Wednesday 25 May 2011

The No-Nonsense Guide to Global Surveillance
By Robin Tudge
Pubs. New Internationalist (2011)
Pbck £7.99

In Berlin recently I happened to drive past a new building site which looked like an enormous prison complex or brutalist housing estate. Curious, I read the sign and learned that this will be the new HQ of the quaintly-named Federal News Service (BND) - the German equivalent of our own MI5. It is a salutary reminder of the central power such spying agencies occupy in our societies today. In his book, Tudge offers numerous examples of the epidemic-like spread and tentacular reach of surveillance systems everywhere.

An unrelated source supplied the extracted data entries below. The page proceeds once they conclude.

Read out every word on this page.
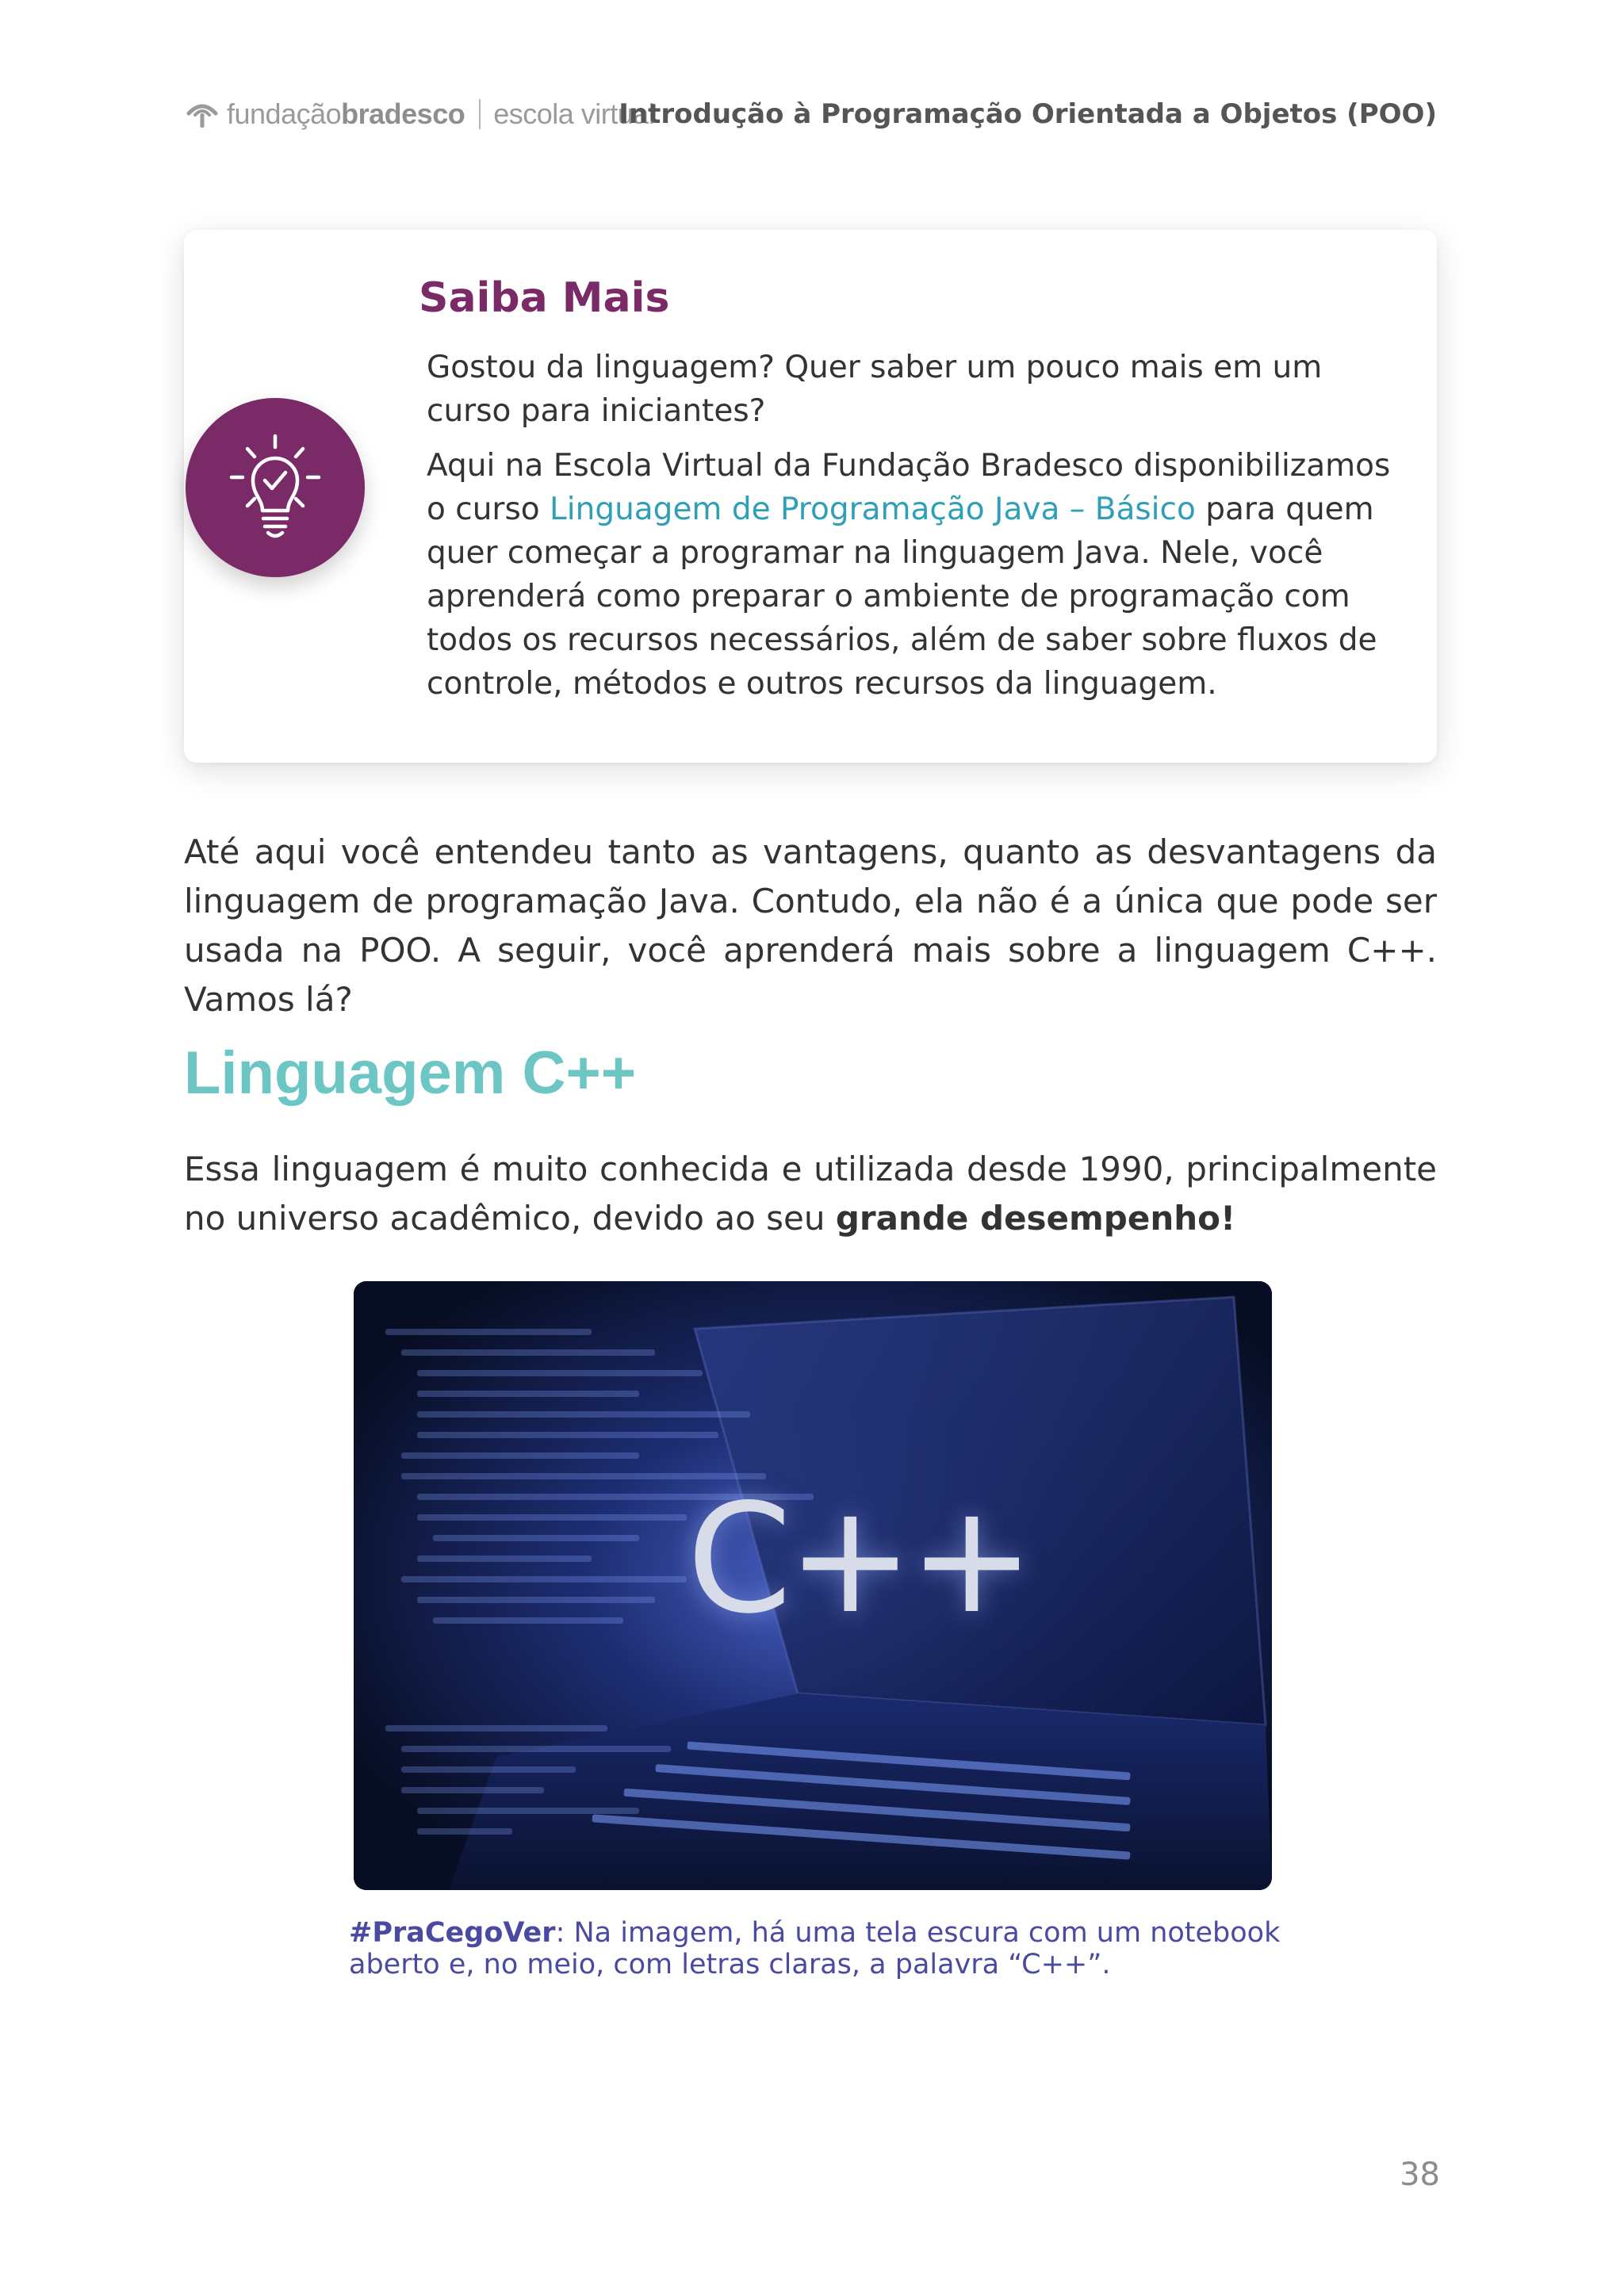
fundaçãobradesco escola virtual
Introdução à Programação Orientada a Objetos (POO)
Saiba Mais

Gostou da linguagem? Quer saber um pouco mais em um curso para iniciantes?

Aqui na Escola Virtual da Fundação Bradesco disponibilizamos o curso Linguagem de Programação Java – Básico para quem quer começar a programar na linguagem Java. Nele, você aprenderá como preparar o ambiente de programação com todos os recursos necessários, além de saber sobre fluxos de controle, métodos e outros recursos da linguagem.

Até aqui você entendeu tanto as vantagens, quanto as desvantagens da linguagem de programação Java. Contudo, ela não é a única que pode ser usada na POO. A seguir, você aprenderá mais sobre a linguagem C++. Vamos lá?

Linguagem C++

Essa linguagem é muito conhecida e utilizada desde 1990, principalmente no universo acadêmico, devido ao seu grande desempenho!

C++

#PraCegoVer: Na imagem, há uma tela escura com um notebook aberto e, no meio, com letras claras, a palavra “C++”.

38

This is the 12th in the excellent New Internationalist series of guides to vital subjects ranging from Islam to human rights, from global terrorism to Green politics. Tudge demonstrates how seemingly innocuous TV shows like Big Brother help inure us to the idea that surveillance is merely entertainment, with no insidious purpose. He takes us on a historical rollercoaster of how surveillance systems have developed from our earliest historical beginnings. God, of course, is the prototypical ideal of omniscient surveillance. Tudge demonstrates how ruling elites throughout history have developed and refined systems of surveillance as a means of controlling their underlings.

His research is meticulous and comprehensive, but he does, inexplicably, call the Tsarist secret police, the Ochrinka instead of its correct name Okhrana. It is a good read, not short on black humour, but also much useful detail. My main criticism is that it builds a scary scenario of a future ruled by TV cameras, data banks and ID systems, in which we will all live permanently on a ‘Big Brother’ planet, but he offers no suggestions as to how to combat or avert such a scenario.